Logo Questions Linux Laravel Mysql Ubuntu Git Menu
 

What types of tombstones does Cassandra support?

What types of tombstones does Cassandra (version 2) support? According to this article it supports (in CQL terms):

  • a specific column for a row.
  • static columns.
  • all rows for a partition key.

Have I missed any other types of tombstones? Removing a specific (CQL) row? Are there any special tombstones to support removing ranges of cluster keys or similar?
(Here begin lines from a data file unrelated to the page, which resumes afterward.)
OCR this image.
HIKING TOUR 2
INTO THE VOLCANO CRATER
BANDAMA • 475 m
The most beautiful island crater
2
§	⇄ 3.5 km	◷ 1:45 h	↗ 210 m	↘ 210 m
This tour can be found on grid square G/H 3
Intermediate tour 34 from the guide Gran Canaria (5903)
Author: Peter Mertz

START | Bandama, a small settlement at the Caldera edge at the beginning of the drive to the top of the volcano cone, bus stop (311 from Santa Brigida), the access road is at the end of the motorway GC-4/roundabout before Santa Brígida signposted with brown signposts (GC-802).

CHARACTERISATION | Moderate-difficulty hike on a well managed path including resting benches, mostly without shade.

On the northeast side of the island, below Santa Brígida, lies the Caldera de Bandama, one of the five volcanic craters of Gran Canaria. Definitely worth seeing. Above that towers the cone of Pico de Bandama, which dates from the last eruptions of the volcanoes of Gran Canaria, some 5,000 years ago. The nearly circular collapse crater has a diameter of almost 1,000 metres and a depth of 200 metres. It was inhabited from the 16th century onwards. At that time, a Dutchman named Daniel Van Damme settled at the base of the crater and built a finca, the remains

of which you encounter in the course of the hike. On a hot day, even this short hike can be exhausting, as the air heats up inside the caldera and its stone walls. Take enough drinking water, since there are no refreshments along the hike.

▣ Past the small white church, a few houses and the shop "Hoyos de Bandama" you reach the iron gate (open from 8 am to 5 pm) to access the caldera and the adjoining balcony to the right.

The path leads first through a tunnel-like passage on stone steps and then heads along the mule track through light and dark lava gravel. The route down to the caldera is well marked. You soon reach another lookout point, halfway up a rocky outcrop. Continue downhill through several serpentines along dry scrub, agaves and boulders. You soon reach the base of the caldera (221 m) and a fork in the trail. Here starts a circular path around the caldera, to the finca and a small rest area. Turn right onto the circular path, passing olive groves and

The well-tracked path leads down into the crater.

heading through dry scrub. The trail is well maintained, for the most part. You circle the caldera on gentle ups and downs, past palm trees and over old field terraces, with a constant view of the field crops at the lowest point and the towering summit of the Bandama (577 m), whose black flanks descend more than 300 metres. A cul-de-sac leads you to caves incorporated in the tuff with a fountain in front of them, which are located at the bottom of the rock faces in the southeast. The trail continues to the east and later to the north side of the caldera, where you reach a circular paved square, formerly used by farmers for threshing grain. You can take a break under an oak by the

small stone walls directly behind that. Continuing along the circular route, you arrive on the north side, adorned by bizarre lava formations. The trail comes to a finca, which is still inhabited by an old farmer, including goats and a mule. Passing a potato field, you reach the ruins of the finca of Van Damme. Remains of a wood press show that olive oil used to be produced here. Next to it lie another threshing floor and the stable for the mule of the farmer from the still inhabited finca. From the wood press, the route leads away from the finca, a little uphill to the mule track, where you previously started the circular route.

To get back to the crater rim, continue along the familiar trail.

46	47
This information is useful to know when planning schemas to avoid too many tombstones.

like image 523
Ztyx Avatar asked Jan 10 '23 04:01

Ztyx


2 Answers

A tombstone is a marker placed into a row that indicates a deletion. They can exist in different places, in a column or a range of columns, or on a whole row. The example below shows the normal type of tombstone (the range type is not covered here).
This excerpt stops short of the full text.